Their position regarding the “playing” (CI) at the middle school was correct in terms of what the kids (who knew nothing else), the parents (who believed that the school must be right because the teachers had teaching degrees), and the administrators believed to be good instruction in foreign langauges. They successfully sold their product. That 96% of the kids dropped out before completing the offered programs was not a particularly popular aspect of the overall discussion.
It must be stated, however, and it is the overall purpose of this blog space to point to things like this, that, in terms of the kids, those who dropped out because they felt stupid at languages as a result of the “academic” approach taken by the high school, those teachers were wrong. Because, as teachers, our job as civil servants is not to tear kids down, but to build them up.
So, Profe, I say that good teaching is doing in the classroom that which builds kids’ self esteem up to high levels of confidence and success as people.
Bona nit,
M’encanta aquest tema, regarding the goals of education
As Freire mentioned: “Education should raise the awareness of the students so that they become subjects, rather than objects, of the world.
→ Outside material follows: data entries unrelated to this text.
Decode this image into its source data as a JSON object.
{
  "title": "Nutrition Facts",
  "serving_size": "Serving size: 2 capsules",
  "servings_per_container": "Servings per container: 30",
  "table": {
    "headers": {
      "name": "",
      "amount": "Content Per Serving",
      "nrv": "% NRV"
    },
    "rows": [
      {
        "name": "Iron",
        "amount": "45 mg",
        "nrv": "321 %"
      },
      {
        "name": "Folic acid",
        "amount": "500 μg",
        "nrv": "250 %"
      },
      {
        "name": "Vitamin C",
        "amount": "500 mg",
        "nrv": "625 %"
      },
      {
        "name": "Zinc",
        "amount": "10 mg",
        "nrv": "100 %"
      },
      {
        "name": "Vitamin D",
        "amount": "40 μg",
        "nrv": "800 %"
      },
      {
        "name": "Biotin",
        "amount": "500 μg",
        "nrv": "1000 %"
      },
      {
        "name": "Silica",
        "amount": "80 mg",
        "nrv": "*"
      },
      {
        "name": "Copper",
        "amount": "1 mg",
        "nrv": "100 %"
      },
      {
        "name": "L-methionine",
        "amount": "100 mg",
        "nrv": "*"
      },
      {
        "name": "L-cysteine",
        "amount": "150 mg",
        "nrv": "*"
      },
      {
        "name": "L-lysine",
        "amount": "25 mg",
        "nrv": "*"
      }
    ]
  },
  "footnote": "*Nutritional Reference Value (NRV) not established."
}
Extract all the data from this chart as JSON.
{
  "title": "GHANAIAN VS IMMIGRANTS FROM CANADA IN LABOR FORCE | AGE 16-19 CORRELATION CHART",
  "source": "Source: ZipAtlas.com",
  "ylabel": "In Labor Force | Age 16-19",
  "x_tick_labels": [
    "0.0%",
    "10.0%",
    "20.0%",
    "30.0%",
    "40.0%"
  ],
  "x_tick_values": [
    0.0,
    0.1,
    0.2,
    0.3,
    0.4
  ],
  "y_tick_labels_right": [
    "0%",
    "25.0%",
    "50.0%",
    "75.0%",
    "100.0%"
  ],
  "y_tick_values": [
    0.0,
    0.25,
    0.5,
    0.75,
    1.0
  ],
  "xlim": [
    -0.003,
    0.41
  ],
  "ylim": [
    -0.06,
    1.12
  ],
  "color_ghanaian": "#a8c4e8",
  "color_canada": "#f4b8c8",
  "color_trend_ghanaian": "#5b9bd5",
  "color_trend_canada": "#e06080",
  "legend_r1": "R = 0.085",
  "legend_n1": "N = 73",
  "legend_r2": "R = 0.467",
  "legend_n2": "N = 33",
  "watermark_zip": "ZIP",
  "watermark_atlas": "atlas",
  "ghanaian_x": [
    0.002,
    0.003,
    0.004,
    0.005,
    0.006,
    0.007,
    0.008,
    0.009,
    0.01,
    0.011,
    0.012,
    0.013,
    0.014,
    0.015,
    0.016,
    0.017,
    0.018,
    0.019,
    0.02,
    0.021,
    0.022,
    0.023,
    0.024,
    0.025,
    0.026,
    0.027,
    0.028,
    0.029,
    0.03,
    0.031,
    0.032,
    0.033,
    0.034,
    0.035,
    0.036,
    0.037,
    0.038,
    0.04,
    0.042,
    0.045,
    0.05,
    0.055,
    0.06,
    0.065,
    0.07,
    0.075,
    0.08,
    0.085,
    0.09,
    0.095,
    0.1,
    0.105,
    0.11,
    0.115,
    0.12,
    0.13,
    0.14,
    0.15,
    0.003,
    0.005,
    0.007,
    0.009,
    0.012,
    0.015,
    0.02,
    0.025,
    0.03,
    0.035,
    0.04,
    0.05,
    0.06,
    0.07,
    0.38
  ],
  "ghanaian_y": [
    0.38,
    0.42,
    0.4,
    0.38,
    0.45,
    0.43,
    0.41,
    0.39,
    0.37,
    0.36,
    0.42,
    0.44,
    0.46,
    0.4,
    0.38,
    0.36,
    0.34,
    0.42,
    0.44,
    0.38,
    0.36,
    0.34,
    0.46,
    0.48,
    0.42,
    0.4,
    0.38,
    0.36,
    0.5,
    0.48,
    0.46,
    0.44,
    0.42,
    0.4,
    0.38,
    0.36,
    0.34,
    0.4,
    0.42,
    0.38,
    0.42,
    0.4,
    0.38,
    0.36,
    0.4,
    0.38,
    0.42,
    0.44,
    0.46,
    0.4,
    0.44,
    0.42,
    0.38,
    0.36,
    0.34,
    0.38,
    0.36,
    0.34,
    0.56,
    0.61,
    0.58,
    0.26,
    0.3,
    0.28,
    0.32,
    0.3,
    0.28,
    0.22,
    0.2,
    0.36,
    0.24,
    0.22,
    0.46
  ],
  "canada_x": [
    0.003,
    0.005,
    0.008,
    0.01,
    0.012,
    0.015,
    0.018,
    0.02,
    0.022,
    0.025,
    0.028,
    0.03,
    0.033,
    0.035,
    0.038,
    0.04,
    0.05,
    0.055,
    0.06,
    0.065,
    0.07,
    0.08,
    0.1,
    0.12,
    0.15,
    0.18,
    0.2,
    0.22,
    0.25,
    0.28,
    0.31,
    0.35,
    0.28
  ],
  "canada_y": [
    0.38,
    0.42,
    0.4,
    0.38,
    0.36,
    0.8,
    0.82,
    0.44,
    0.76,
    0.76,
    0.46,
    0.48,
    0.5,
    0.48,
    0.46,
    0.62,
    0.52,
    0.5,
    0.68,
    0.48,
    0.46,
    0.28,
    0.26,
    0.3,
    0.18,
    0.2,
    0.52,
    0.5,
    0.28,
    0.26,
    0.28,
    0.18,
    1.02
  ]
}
This is done by teaching students to think democratically and to continually question and make meaning from (critically view) everything they learn. ”
He talked about “banking education”: He talks about the fallacy of looking at the education system like a bank, a large repository where students come to withdraw the knowledge they need for life. Knowledge is not a set commodity that is passed from the teachers to the students. Students must construct knowledge from knowledge they already possess. Teachers must learn how the students understand the world so that the teacher understands how the student can learn.
I found the information at the following website: http://www.newfoundations.com/GALLERY/Freire.html
Angel this is an indictment of data driven schools. They don’t believe that knowledge is any more than a commodity, to use Freire’s term. Which takes creativity and insight and human skills out of the picture of what a student is. Analytical ability and memorization become the only skills that are important.
Which pretty much describes robots. No wonder that what we do with kids is resisted so strenuously by so many teachers. It’s hard work to instruct kids in more than data when all that the system requires from them is data.
But relaxed conversation in the target language is such a wonderful fabric for a class. Kids trained to think that what counts are the SAT fabric and the grades fabric and how they score on tests (tests that merely describe how hard they worked in high school) are being deprived of some of the more other wonderful fabrics of life – pleasant interaction with other humans. And laughter.
Not to mention a feeling of actually learning something for real.